Ask The Doctors: September 2013
Are people who have naturally normal blood pressure and/or cholesterol levels considered much healthier than those whose numbers are controlled with the help of medications?
You ask an excellent question. Ever since the concept of the “cardiovascular risk factor” was pioneered in the classic Framingham Heart Study, doctors and scientists have investigated how much our treatments are able to prevent or reverse the potentially harmful effects of high blood pressure (hypertension) and high cholesterol (hyperlipidemia). These two conditions can work separately and together to increase the risk of stroke and heart attack, mainly via their deleterious effects on blood vessels. Hypertension causes damage to the inner lining of arteries, making them more susceptible to atherosclerosis—the process in which cholesterol plaques are formed, inflammation occurs, and calcium is deposited. Hypertension also makes the artery walls thicker and less able to deal with acute changes in pressure and bloodflow, so they are more prone to rupture. Hyperlipidemia accelerates atherosclerosis, both because more cholesterol is available enter the vessel wall, and because the lipid particles can cause direct injury to the blood vessels.
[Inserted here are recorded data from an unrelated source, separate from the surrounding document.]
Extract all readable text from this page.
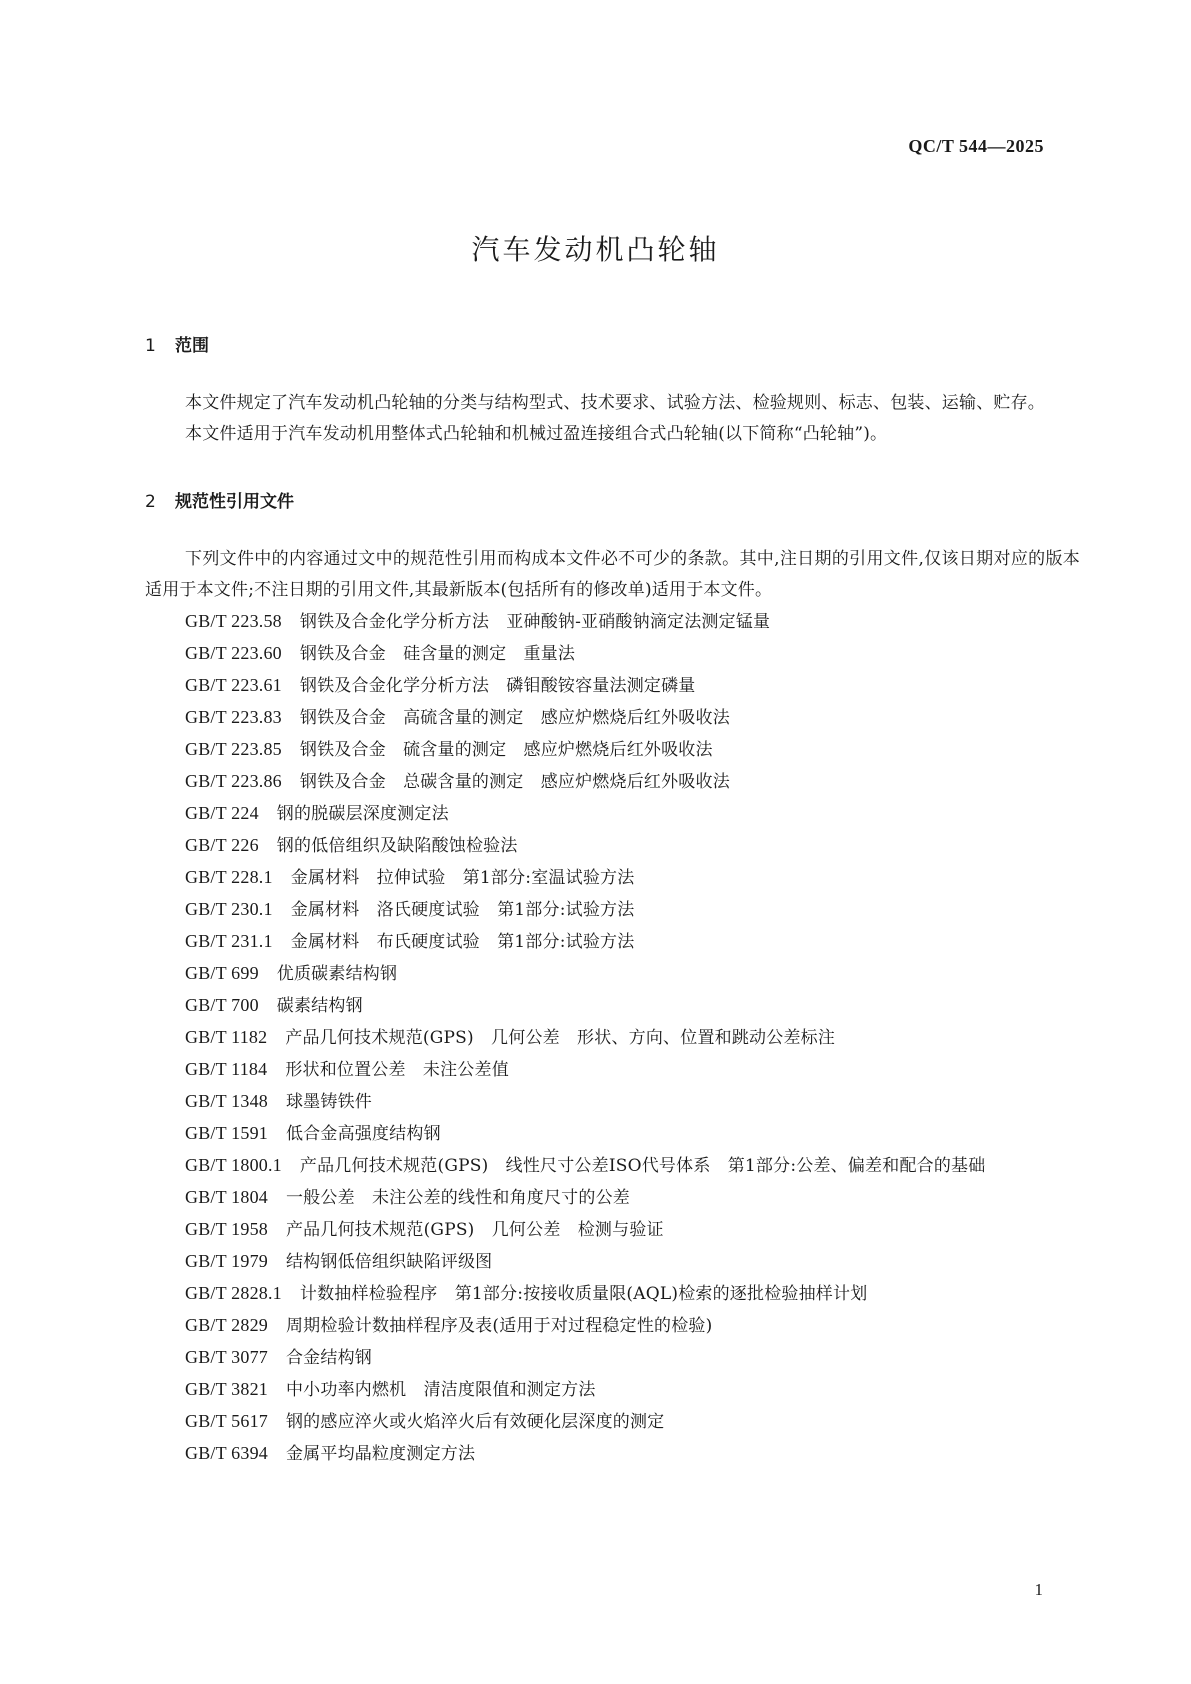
QC/T 544—2025

汽车发动机凸轮轴
1 范围

本文件规定了汽车发动机凸轮轴的分类与结构型式、技术要求、试验方法、检验规则、标志、包装、运输、贮存。

本文件适用于汽车发动机用整体式凸轮轴和机械过盈连接组合式凸轮轴(以下简称“凸轮轴”)。

2 规范性引用文件

下列文件中的内容通过文中的规范性引用而构成本文件必不可少的条款。其中,注日期的引用文件,仅该日期对应的版本适用于本文件;不注日期的引用文件,其最新版本(包括所有的修改单)适用于本文件。

GB/T 223.58 钢铁及合金化学分析方法　亚砷酸钠-亚硝酸钠滴定法测定锰量
GB/T 223.60 钢铁及合金　硅含量的测定　重量法
GB/T 223.61 钢铁及合金化学分析方法　磷钼酸铵容量法测定磷量
GB/T 223.83 钢铁及合金　高硫含量的测定　感应炉燃烧后红外吸收法
GB/T 223.85 钢铁及合金　硫含量的测定　感应炉燃烧后红外吸收法
GB/T 223.86 钢铁及合金　总碳含量的测定　感应炉燃烧后红外吸收法
GB/T 224 钢的脱碳层深度测定法
GB/T 226 钢的低倍组织及缺陷酸蚀检验法
GB/T 228.1 金属材料　拉伸试验　第1部分:室温试验方法
GB/T 230.1 金属材料　洛氏硬度试验　第1部分:试验方法
GB/T 231.1 金属材料　布氏硬度试验　第1部分:试验方法
GB/T 699 优质碳素结构钢
GB/T 700 碳素结构钢
GB/T 1182 产品几何技术规范(GPS)　几何公差　形状、方向、位置和跳动公差标注
GB/T 1184 形状和位置公差　未注公差值
GB/T 1348 球墨铸铁件
GB/T 1591 低合金高强度结构钢
GB/T 1800.1 产品几何技术规范(GPS)　线性尺寸公差ISO代号体系　第1部分:公差、偏差和配合的基础
GB/T 1804 一般公差　未注公差的线性和角度尺寸的公差
GB/T 1958 产品几何技术规范(GPS)　几何公差　检测与验证
GB/T 1979 结构钢低倍组织缺陷评级图
GB/T 2828.1 计数抽样检验程序　第1部分:按接收质量限(AQL)检索的逐批检验抽样计划
GB/T 2829 周期检验计数抽样程序及表(适用于对过程稳定性的检验)
GB/T 3077 合金结构钢
GB/T 3821 中小功率内燃机　清洁度限值和测定方法
GB/T 5617 钢的感应淬火或火焰淬火后有效硬化层深度的测定
GB/T 6394 金属平均晶粒度测定方法

1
When organs like the heart and the brain have their blood supply cut off by atherosclerosis, heart attacks (myocardial infarctions or MI’s) and strokes (cerebrovascular accidents or CVA’s) ensue.
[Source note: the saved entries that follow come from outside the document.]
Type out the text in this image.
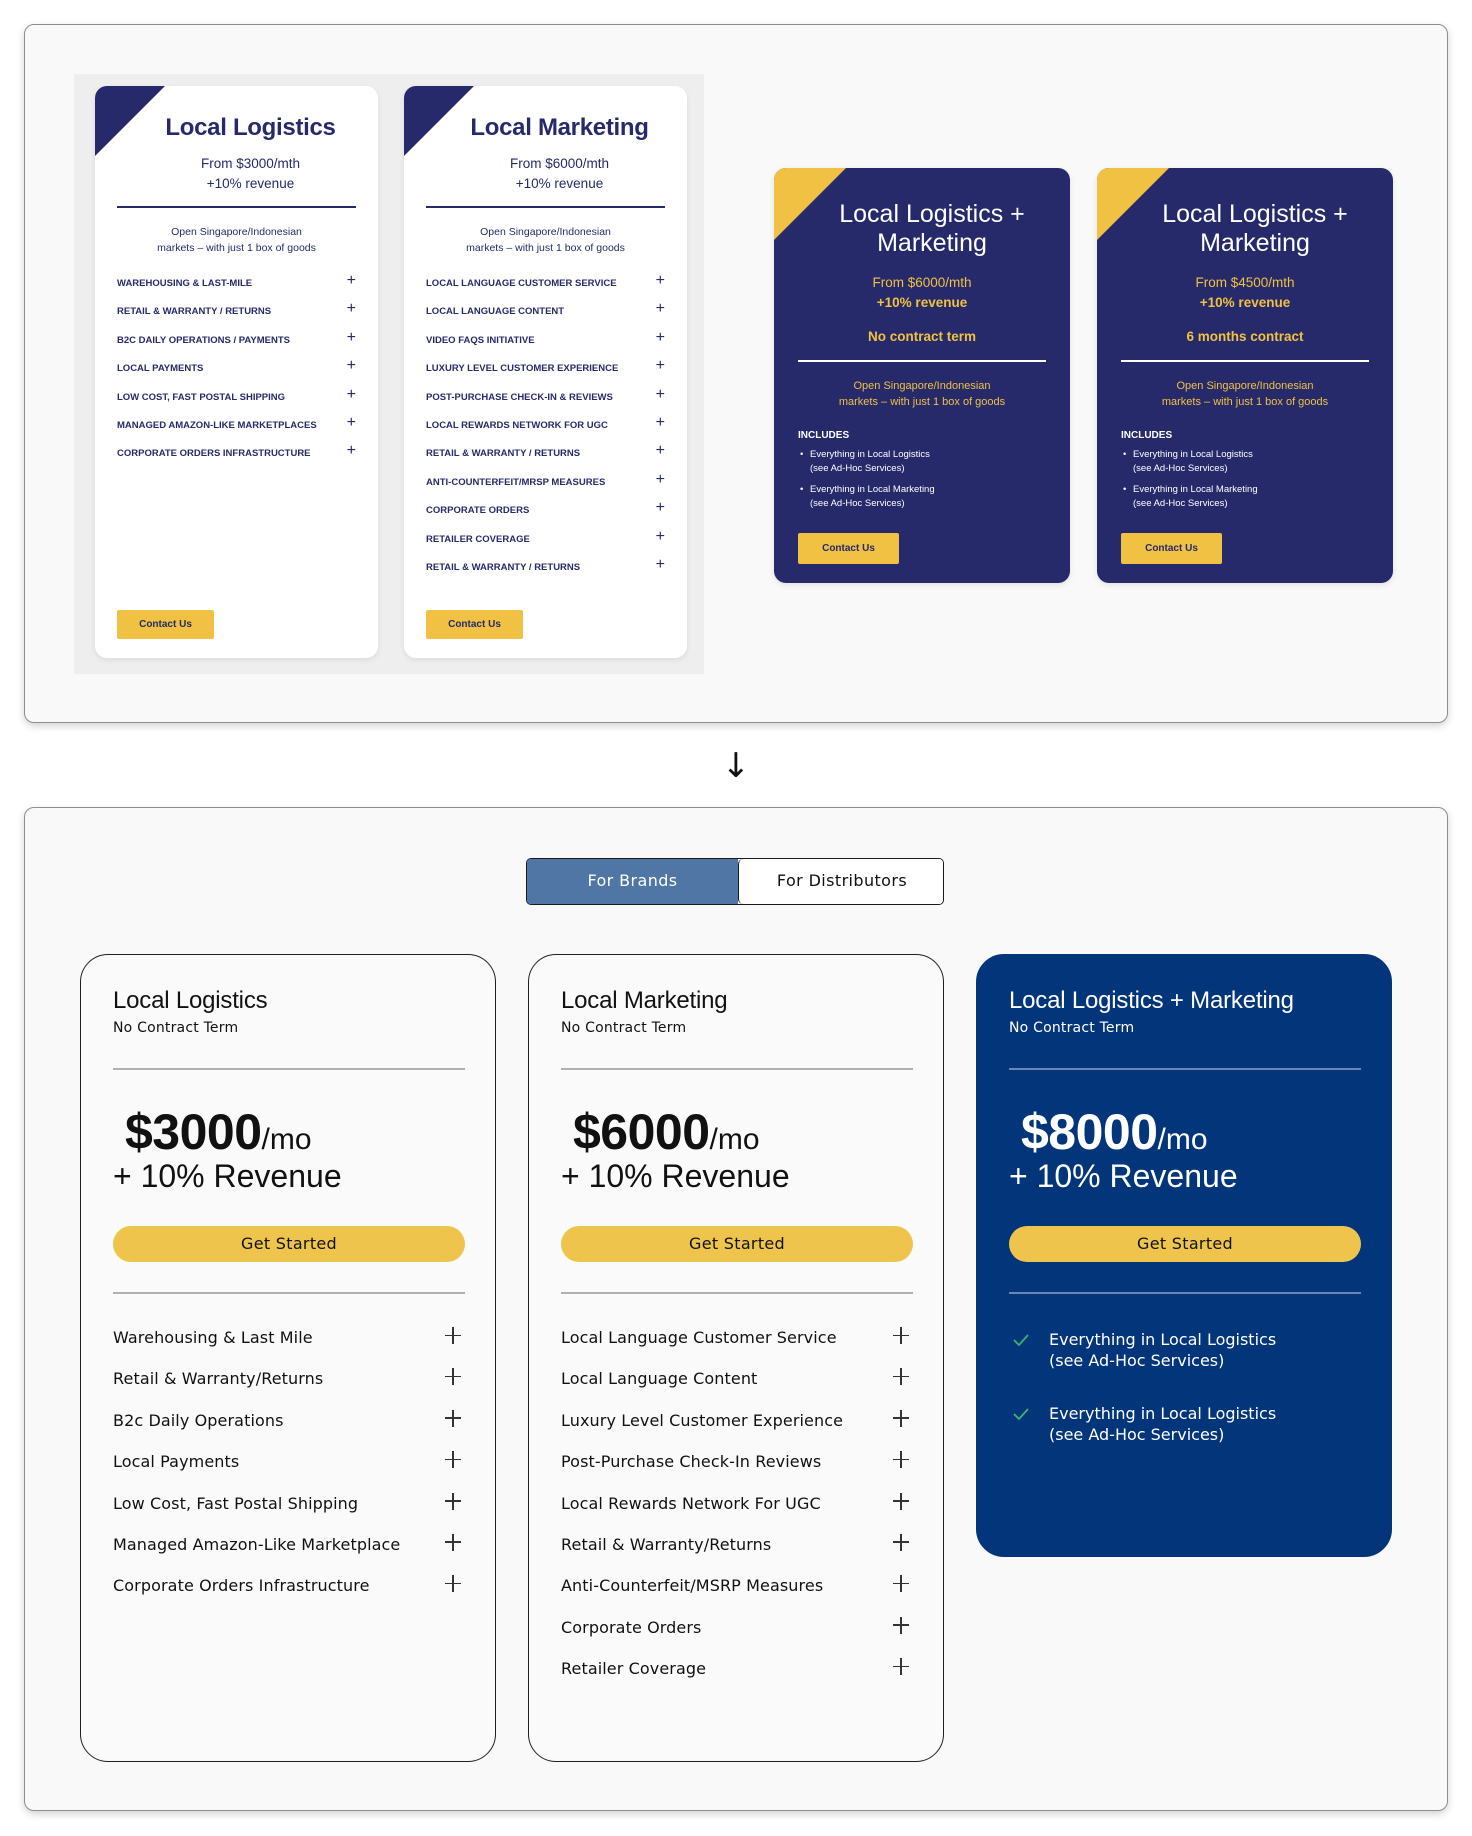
Local Logistics
From $3000/mth
+10% revenue
Open Singapore/Indonesian
markets – with just 1 box of goods
WAREHOUSING & LAST-MILE	+
RETAIL & WARRANTY / RETURNS	+
B2C DAILY OPERATIONS / PAYMENTS	+
LOCAL PAYMENTS	+
LOW COST, FAST POSTAL SHIPPING	+
MANAGED AMAZON-LIKE MARKETPLACES +
CORPORATE ORDERS INFRASTRUCTURE +
Contact Us
Local Marketing
From $6000/mth
+10% revenue
Open Singapore/Indonesian
markets – with just 1 box of goods
LOCAL LANGUAGE CUSTOMER SERVICE +
LOCAL LANGUAGE CONTENT	+
VIDEO FAQS INITIATIVE	+
LUXURY LEVEL CUSTOMER EXPERIENCE +
POST-PURCHASE CHECK-IN & REVIEWS	+
LOCAL REWARDS NETWORK FOR UGC	+
RETAIL & WARRANTY / RETURNS	+
ANTI-COUNTERFEIT/MRSP MEASURES	+
CORPORATE ORDERS	+
RETAILER COVERAGE	+
RETAIL & WARRANTY / RETURNS	+
Contact Us
Local Logistics +
Marketing
From $6000/mth
+10% revenue
No contract term
Open Singapore/Indonesian
markets – with just 1 box of goods
INCLUDES
• Everything in Local Logistics
(see Ad-Hoc Services)
• Everything in Local Marketing
(see Ad-Hoc Services)
Contact Us
Local Logistics +
Marketing
From $4500/mth
+10% revenue
6 months contract
Open Singapore/Indonesian
markets – with just 1 box of goods
INCLUDES
• Everything in Local Logistics
(see Ad-Hoc Services)
• Everything in Local Marketing
(see Ad-Hoc Services)
Contact Us
↓
For Brands	For Distributors
Local Logistics
No Contract Term
$3000/mo
+ 10% Revenue
Get Started
Warehousing & Last Mile
Retail & Warranty/Returns
B2c Daily Operations
Local Payments
Low Cost, Fast Postal Shipping
Managed Amazon-Like Marketplace
Corporate Orders Infrastructure
Local Marketing
No Contract Term
$6000/mo
+ 10% Revenue
Get Started
Local Language Customer Service
Local Language Content
Luxury Level Customer Experience
Post-Purchase Check-In Reviews
Local Rewards Network For UGC
Retail & Warranty/Returns
Anti-Counterfeit/MSRP Measures
Corporate Orders
Retailer Coverage
Local Logistics + Marketing
No Contract Term
$8000/mo
+ 10% Revenue
Get Started
Everything in Local Logistics
(see Ad-Hoc Services)
Everything in Local Logistics
(see Ad-Hoc Services)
When people with hypertension or hyperlipidemia are treated with medications, it doesn’t mean that their underlying blood vessels are suddenly going to be “healthy.” Medical and lifestyle therapy (diet, exercise, weight loss, and smoking cessation) can halt the process of atherosclerosis, but it does not wipe it away. Yes, a normal blood pressure is a normal blood pressure, but the risk of MI or CVA in a person treated for hypertension is not lowered to the level of an individual who never had hypertension. Many clinical trials have been conducted to assess the benefits of anti-hypertensive and lipid-lowering therapy. In people who have never had a stroke or heart attack, blood pressure control will generally drop risk of CVA over 5 years by a third to a half, and reduce heart attack risk by roughly a quarter to a third. For cholesterol reduction, the benefits are about a 25-30% reduction in heart attack or stroke. Of course, if a person has both hypertension and hyperlipidemia, then the predicted benefit of treating both conditions would be greater. So, although people are not immediately “healthy” with properly-treated blood pressure and cholesterol, their prospects for good health are considerably improved.
My husband has had one heart attack and has two stents. I worry about a second heart attack. I received CPR training several years ago, but I wonder if I need a refresher course. How do you know when someone needs CPR? Can CPR actually hurt someone’s heart or the stents in the heart?
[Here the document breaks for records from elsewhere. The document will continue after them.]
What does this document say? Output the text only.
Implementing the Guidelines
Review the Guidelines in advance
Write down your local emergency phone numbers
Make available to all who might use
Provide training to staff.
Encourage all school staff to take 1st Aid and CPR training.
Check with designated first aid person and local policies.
In general, CPR certification lasts for two years after a training course. If an individual is unresponsive and you cannot feel a pulse, then they need CPR. However, calling 911 or having someone else call for you is the first thing that needs to be done, before you start chest compressions. If the cardiac arrest is in a public place, there will be many people around to help, and someone should be sent to obtain an Automated External Defibrillator (AED). The instructions on AED’s are easy to follow, and these devices can save someone’s life before help arrives. To your question, CPR does not injure the heart, and it will not cause stents to move or be damaged. Sometimes people undergoing CPR unavoidably experience chest wall trauma, such as fractured ribs, which rarely have any long-term complications. The more important concern is that CPR be performed correctly, and that is why your idea about going for a refresher course is a great one.